I was two years old when, one morning before the rest of the family was awake, I stacked a couple of stools on top of one another so I could reach the Dippity-Do my sister kept on the top shelf of the dressing room — the extra-hold kind.
A few wobbles later, the Do and I fell in a green glop onto the carpet in our new house. I grabbed a stack of pillowcases and tried to clean it up. You can guess how well that worked. So, assessing my prospects, I slid as far under my bed as I could get. I figured I was buying myself at least 25 minutes of peace before the yelling started.
All of which makes me think that the people who’ve been comparing Congress to a bunch of 2-year-olds lately are dead-on. We all watched during the recent budget negotiations while they behaved like pouty babies fighting over the last Nutter Butter at the day care center.
But it’s more than that. Normally in August, lawmakers go back to their districts to make nice with constituents. This year, though, an estimated 40 to 60 percent of members — from both parties and both houses — are planning none of the town hall meetings usual for the season.
When they skip recess, you know they must have dropped the Dippity-Do in a bad, bad place.
Here in U.S. Rep. Kay Granger’s district, for instance, we expected her to come home, press the flesh, be seen, answer questions, just be available.
True, the question many people wanted to ask was why she and her peers let themselves get backed into a corner during the debt crisis by about a dozen extremist members of Congress who don’t truly represent the beliefs of either party. We also wanted to ask what her ideas are about addressing the real crisis in this country — jobs and the lack thereof.
But Granger is nowhere to be found. I and others have tried to find out when she will make an appearance. We called her office. We checked everywhere we could think of for events she might attend. No luck.
It reminds me of the “Where’s Waldo?” game. She isn’t in her office. Staffers said she had no town halls scheduled, though they did say she would be doing some “by phone.” Her workers let folks concerned over the budget/debt fiasco sign a sheet in her office.
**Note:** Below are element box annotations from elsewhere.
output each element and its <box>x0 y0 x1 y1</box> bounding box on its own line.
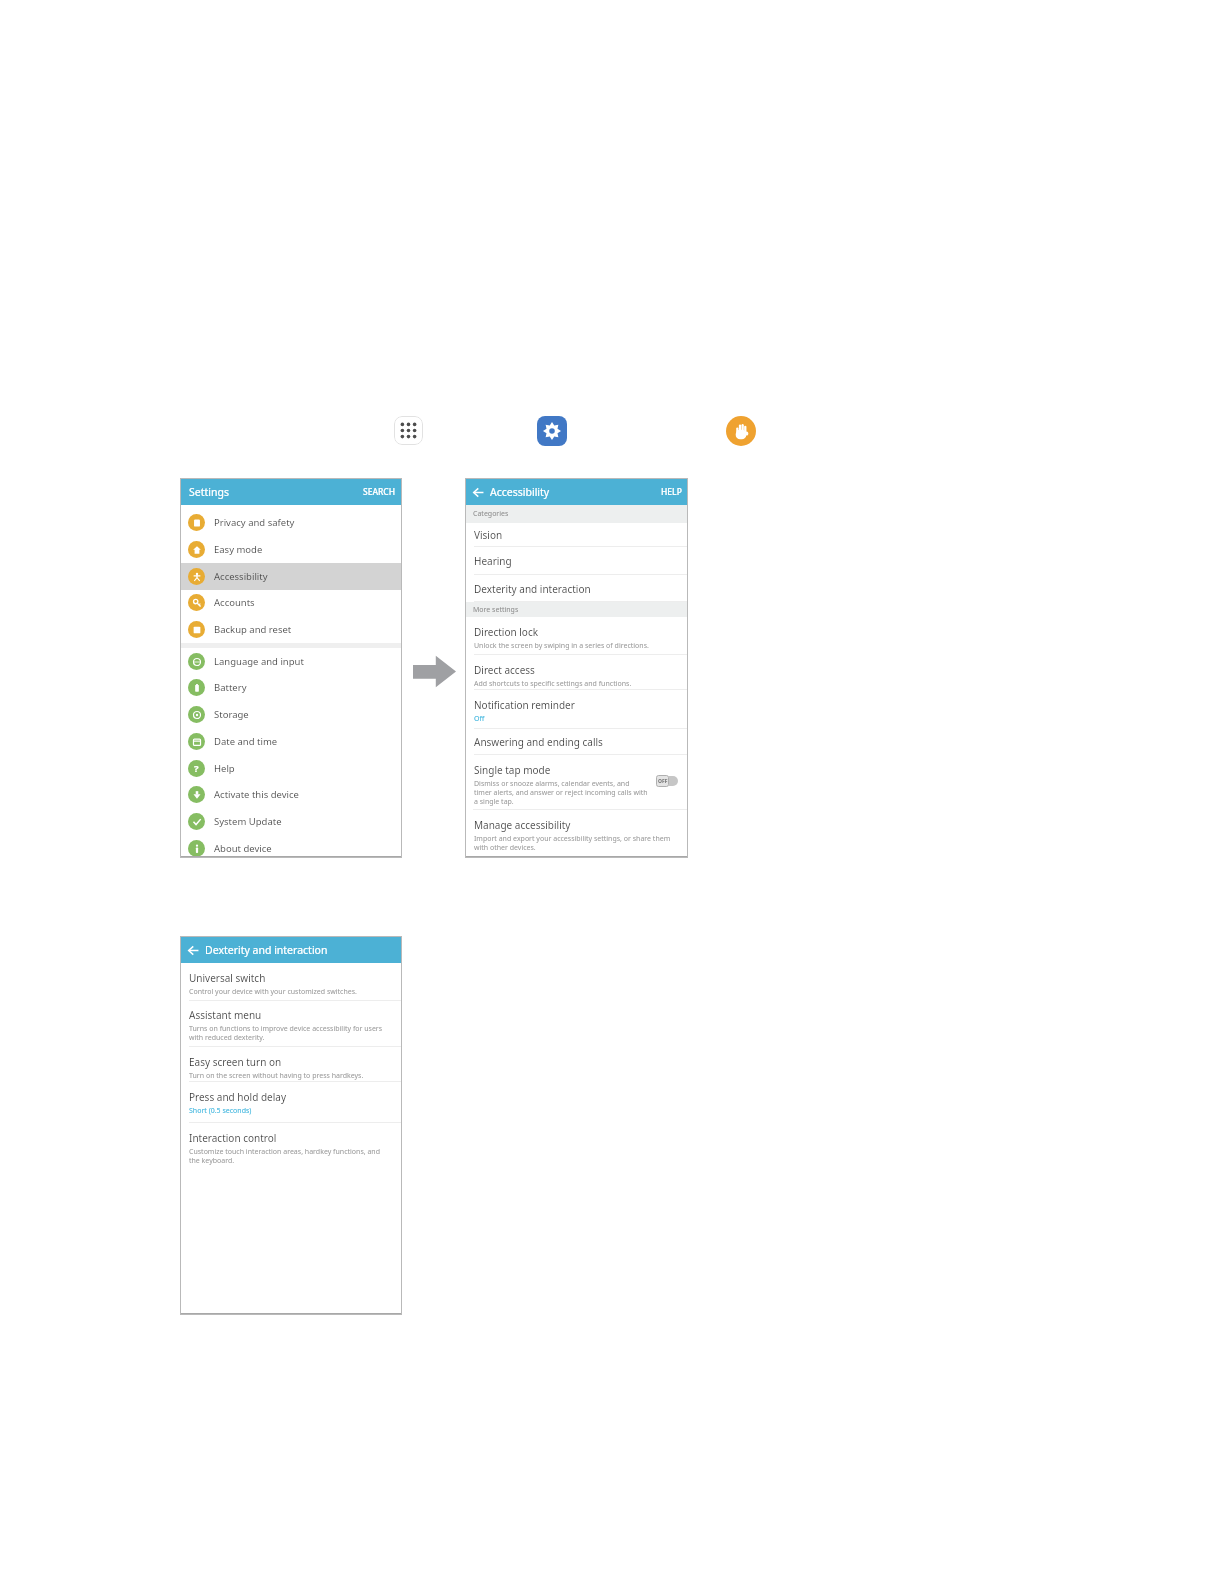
staticText: Vision <box>474 528 503 542</box>
button[interactable]: Assistant menu <box>180 1000 402 1047</box>
button[interactable]: Direction lock <box>465 617 688 655</box>
button[interactable]: Back <box>471 485 485 499</box>
staticText: Universal switch <box>189 971 266 985</box>
staticText: Categories <box>473 509 509 519</box>
staticText: Dexterity and interaction <box>205 943 328 957</box>
staticText: Notification reminder <box>474 698 575 712</box>
staticText: Turns on functions to improve device acc… <box>189 1024 383 1042</box>
staticText: Easy mode <box>214 543 263 556</box>
staticText: Privacy and safety <box>214 516 295 529</box>
staticText: Hearing <box>474 554 512 568</box>
staticText: Direct access <box>474 663 535 677</box>
button[interactable]: Storage <box>180 701 402 728</box>
staticText: Battery <box>214 681 247 694</box>
staticText: Language and input <box>214 655 304 668</box>
staticText: Date and time <box>214 735 278 748</box>
staticText: Assistant menu <box>189 1008 262 1022</box>
staticText: Dismiss or snooze alarms, calendar event… <box>474 779 648 806</box>
button[interactable]: Accounts <box>180 589 402 616</box>
button[interactable]: Dexterity and interaction <box>465 575 688 602</box>
button[interactable]: Easy mode <box>180 536 402 563</box>
staticText: Press and hold delay <box>189 1090 286 1104</box>
button[interactable]: Language and input <box>180 648 402 675</box>
staticText: Customize touch interaction areas, hardk… <box>189 1147 380 1165</box>
staticText: Help <box>214 762 235 775</box>
button[interactable]: Manage accessibility <box>465 810 688 856</box>
button[interactable]: About device <box>180 835 402 862</box>
button[interactable]: OFF <box>656 774 678 788</box>
staticText: Backup and reset <box>214 623 292 636</box>
button[interactable]: HELP <box>661 482 688 502</box>
staticText: Storage <box>214 708 249 721</box>
button[interactable]: ? <box>180 755 402 782</box>
staticText: Activate this device <box>214 788 299 801</box>
staticText: About device <box>214 842 272 855</box>
staticText: Add shortcuts to specific settings and f… <box>474 679 632 689</box>
staticText: OFF <box>658 778 668 785</box>
button[interactable]: Accessibility <box>726 416 756 446</box>
staticText: Turn on the screen without having to pre… <box>189 1071 364 1081</box>
staticText: Accounts <box>214 596 255 609</box>
staticText: Off <box>474 714 485 724</box>
staticText: Accessibility <box>490 485 550 499</box>
staticText: System Update <box>214 815 282 828</box>
button[interactable]: Backup and reset <box>180 616 402 643</box>
staticText: SEARCH <box>363 486 396 498</box>
button[interactable]: Apps <box>394 416 423 445</box>
staticText: HELP <box>661 486 682 498</box>
button[interactable]: Accessibility <box>180 563 402 590</box>
staticText: Dexterity and interaction <box>474 582 591 596</box>
button[interactable]: Notification reminder <box>465 690 688 729</box>
staticText: Interaction control <box>189 1131 277 1145</box>
button[interactable]: Easy screen turn on <box>180 1047 402 1082</box>
staticText: Single tap mode <box>474 763 551 777</box>
button[interactable]: SEARCH <box>363 482 402 502</box>
staticText: Settings <box>189 485 229 499</box>
staticText: More settings <box>473 605 519 615</box>
button[interactable]: Privacy and safety <box>180 509 402 536</box>
staticText: Short (0.5 seconds) <box>189 1106 252 1116</box>
button[interactable]: System Update <box>180 808 402 835</box>
button[interactable]: Universal switch <box>180 963 402 1001</box>
staticText: Control your device with your customized… <box>189 987 357 997</box>
button[interactable]: Interaction control <box>180 1123 402 1170</box>
staticText: Accessibility <box>214 570 268 583</box>
staticText: Manage accessibility <box>474 818 571 832</box>
staticText: Easy screen turn on <box>189 1055 282 1069</box>
staticText: ? <box>194 762 199 775</box>
button[interactable]: Back <box>186 943 200 957</box>
staticText: Direction lock <box>474 625 539 639</box>
button[interactable]: Settings <box>537 416 567 446</box>
button[interactable]: Date and time <box>180 728 402 755</box>
button[interactable]: Activate this device <box>180 781 402 808</box>
button[interactable]: Press and hold delay <box>180 1082 402 1123</box>
button[interactable]: Answering and ending calls <box>465 729 688 755</box>
button[interactable]: Hearing <box>465 547 688 575</box>
staticText: Unlock the screen by swiping in a series… <box>474 641 649 651</box>
button[interactable]: Vision <box>465 523 688 547</box>
button[interactable]: Battery <box>180 674 402 701</box>
staticText: Answering and ending calls <box>474 735 603 749</box>
button[interactable]: Direct access <box>465 655 688 690</box>
staticText: Import and export your accessibility set… <box>474 834 671 852</box>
Then there are those public servants who have the audacity to charge voters for the privilege of attending a town hall. U.S. Rep. Paul Ryan’s only public recess meeting will be with the Rotarians, where the fee (“for food”) is $15 to ask questions of the House Budget Committee chairman. Rep. Ben Quayle’s idea of meeting with constituents was a $35-a-head luncheon with the Arizona Republican Lawyers Association.
Texas’ own Jeb Hensarling, who will co-chair the budget “Supercommittee,” spoke about the murky future of programs like Social Security and Medicare (without making any definitive statements about them) at a recent lunch at a posh Dallas country club. To quiz him about that would have cost $35 a head, $30 if you were a member. The protesters outside in the broiling heat — climate change? what climate change? — apparently misplaced their membership cards.
Rep. Joe Barton did hold some town hall meetings. At a recent Arlington event, the crowd was mainly American Dream Movement (MoveOn) folks and some Tea Partiers, plus a few others wondering about jobs as the critical component of a revamped economy.
Barton responded that it was OK to send jobs overseas. He said that was part of a free-market economy. But at least people didn’t have to pay to hear him say it.
Granger’s folks said they didn’t know when that telephonic town hall would be scheduled. Then last week I received a notice of an “Alzheimer’s Association Town Hall Meeting,” set for Aug.31 at the University of North Texas Health Science Center. It listed Granger among the distinguished guests. Those who attend will have the “opportunity to … give your input” regarding the disease.
But what about all the other topics? What about the senior citizens who don’t suffer from Alzheimer’s but who, without Social Security and Medicare, would suffer a severe lack of medical care, maybe even food?
We’re still looking for a real Granger town hall meeting.
Jennifer Briggs, a longtime local writer, is active with Fort Worth MoveOn Council.